Sebagaimana dijelaskan oleh Wahbah Az-Zuhaili dalam Fiqh Islam wa Adillatuhu (2011), bagian-bagian ini telah ditetapkan dengan ketentuan yang jelas berdasarkan dalil syar’i, sehingga tidak dapat diubah kecuali dalam kondisi tertentu yang diperbolehkan oleh hukum Islam, seperti dalam kasus al-radd (pengembalian sisa harta kepada ahli waris fardh jika tidak ada ashabah).
2. Pembagian Harta Waris dengan ‘Asabah
‘Asabah adalah bagian waris yang diperoleh tanpa adanya ketetapan jumlah tertentu dalam Al-Qur’an, melainkan berdasarkan kaidah bahwa seorang ahli waris mendapatkan sisa harta setelah pembagian fardh.
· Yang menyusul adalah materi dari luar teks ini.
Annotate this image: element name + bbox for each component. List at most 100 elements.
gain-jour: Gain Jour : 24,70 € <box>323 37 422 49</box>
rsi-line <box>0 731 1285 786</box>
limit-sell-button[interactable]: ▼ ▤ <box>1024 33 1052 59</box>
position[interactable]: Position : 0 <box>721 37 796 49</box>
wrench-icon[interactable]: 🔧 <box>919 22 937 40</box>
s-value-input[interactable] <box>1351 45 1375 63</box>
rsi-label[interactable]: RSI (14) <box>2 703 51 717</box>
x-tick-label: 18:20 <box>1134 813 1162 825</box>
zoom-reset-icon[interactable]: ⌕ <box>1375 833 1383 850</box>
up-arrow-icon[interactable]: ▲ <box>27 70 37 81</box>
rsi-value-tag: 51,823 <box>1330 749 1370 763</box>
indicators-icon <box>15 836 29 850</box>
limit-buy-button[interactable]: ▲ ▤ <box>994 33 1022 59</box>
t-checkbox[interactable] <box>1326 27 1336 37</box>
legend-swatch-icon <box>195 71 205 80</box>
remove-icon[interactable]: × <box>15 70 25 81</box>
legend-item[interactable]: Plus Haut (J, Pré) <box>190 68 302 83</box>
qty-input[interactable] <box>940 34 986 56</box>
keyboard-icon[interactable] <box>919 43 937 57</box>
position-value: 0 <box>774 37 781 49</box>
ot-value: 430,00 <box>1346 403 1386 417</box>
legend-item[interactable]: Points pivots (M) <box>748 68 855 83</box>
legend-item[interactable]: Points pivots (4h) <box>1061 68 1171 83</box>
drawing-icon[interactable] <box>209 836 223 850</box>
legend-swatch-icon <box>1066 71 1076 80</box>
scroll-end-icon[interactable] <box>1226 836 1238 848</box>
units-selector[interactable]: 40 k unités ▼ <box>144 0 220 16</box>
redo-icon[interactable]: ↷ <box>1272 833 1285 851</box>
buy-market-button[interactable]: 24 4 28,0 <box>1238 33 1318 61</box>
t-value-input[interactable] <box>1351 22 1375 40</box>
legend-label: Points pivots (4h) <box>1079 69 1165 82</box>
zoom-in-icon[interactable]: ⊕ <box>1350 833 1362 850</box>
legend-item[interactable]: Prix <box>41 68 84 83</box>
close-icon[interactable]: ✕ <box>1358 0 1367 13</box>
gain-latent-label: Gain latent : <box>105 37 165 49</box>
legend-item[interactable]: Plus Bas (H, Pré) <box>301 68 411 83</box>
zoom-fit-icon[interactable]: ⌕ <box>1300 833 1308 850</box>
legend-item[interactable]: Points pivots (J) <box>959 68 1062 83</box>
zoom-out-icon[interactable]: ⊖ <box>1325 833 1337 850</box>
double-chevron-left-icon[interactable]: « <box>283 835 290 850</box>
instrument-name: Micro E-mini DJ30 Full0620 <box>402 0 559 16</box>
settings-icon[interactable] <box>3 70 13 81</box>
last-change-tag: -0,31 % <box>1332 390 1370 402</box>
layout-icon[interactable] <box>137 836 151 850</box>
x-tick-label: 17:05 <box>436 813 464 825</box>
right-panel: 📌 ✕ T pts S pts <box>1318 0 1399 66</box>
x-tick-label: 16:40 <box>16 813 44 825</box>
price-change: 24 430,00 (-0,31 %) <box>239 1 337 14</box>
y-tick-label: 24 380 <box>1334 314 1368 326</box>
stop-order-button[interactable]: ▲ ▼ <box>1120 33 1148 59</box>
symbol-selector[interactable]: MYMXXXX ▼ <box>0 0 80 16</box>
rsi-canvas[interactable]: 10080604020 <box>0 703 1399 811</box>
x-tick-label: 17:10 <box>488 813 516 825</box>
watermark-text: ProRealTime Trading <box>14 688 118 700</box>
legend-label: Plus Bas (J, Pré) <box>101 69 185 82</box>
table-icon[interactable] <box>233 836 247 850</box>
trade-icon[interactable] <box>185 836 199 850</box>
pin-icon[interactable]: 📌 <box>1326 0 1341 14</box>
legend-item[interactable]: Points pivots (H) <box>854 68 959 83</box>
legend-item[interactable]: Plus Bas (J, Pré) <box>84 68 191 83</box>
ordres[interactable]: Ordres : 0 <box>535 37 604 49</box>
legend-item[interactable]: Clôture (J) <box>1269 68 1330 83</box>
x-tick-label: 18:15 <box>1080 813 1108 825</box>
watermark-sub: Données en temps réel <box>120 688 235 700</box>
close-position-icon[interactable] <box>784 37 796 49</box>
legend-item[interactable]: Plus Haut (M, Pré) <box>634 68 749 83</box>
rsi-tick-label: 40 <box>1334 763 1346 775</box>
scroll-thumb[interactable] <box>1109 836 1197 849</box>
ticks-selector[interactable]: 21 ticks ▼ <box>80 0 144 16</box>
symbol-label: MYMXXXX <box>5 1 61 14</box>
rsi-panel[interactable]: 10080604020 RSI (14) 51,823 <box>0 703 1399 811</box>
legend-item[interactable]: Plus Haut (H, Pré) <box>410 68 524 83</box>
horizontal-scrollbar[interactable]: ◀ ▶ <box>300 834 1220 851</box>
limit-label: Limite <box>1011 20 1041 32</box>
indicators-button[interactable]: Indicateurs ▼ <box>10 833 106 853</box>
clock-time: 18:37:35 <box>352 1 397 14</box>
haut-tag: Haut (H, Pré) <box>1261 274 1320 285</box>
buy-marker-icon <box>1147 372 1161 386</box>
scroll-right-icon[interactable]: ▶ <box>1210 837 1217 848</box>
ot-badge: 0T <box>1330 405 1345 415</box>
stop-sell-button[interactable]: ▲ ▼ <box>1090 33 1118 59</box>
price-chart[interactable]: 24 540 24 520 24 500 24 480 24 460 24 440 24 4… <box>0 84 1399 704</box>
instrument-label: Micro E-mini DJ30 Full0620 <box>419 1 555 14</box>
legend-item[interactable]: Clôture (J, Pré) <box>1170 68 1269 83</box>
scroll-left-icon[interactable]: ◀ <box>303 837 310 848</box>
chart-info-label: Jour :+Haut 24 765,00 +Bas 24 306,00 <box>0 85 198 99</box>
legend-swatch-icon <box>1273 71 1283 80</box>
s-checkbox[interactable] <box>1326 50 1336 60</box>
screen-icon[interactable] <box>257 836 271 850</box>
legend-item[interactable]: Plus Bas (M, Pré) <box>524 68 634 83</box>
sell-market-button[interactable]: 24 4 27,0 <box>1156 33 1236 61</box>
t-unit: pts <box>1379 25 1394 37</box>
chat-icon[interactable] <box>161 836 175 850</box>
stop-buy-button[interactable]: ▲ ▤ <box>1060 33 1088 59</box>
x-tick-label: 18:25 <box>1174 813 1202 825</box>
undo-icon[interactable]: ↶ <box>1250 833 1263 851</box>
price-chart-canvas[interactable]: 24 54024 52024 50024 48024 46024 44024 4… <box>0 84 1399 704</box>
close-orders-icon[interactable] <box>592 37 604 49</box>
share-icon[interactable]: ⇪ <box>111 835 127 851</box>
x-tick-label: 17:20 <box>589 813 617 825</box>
Dalam hal ini, ‘asabah memiliki peran yang sangat penting dalam menyelesaikan pembagian warisan.
Menurut definisi yang dikemukakan oleh Syekh Abu Zahrah dalam Ahkam al-Mirats fil Islam (1999), ahli waris yang tergolong sebagai ‘asabah adalah mereka yang tidak memiliki bagian tertentu (furudh muqaddarah) tetapi mendapatkan sisa warisan. Pembagian ‘asabah dalam Islam dikategorikan menjadi tiga jenis utama:
a. ‘Asabah bin nafsi (ashabah karena dirinya sendiri), yaitu para ahli waris laki-laki dari garis keturunan pewaris, seperti anak laki-laki, cucu laki-laki (dari anak laki-laki), ayah, kakek, saudara laki-laki kandung, dan paman.
b. ‘Asabah bil ghair (ashabah karena orang lain), yaitu perempuan yang menjadi ashabah karena bersama saudara laki-lakinya, seperti anak perempuan yang bersama anak laki-laki atau saudara perempuan kandung yang bersama saudara laki-laki kandung.
c. ‘Asabah ma‘al ghair (ashabah karena bersama pihak lain), yaitu saudara perempuan kandung atau seayah yang menjadi ashabah karena bersama anak perempuan atau cucu perempuan (dari anak laki-laki).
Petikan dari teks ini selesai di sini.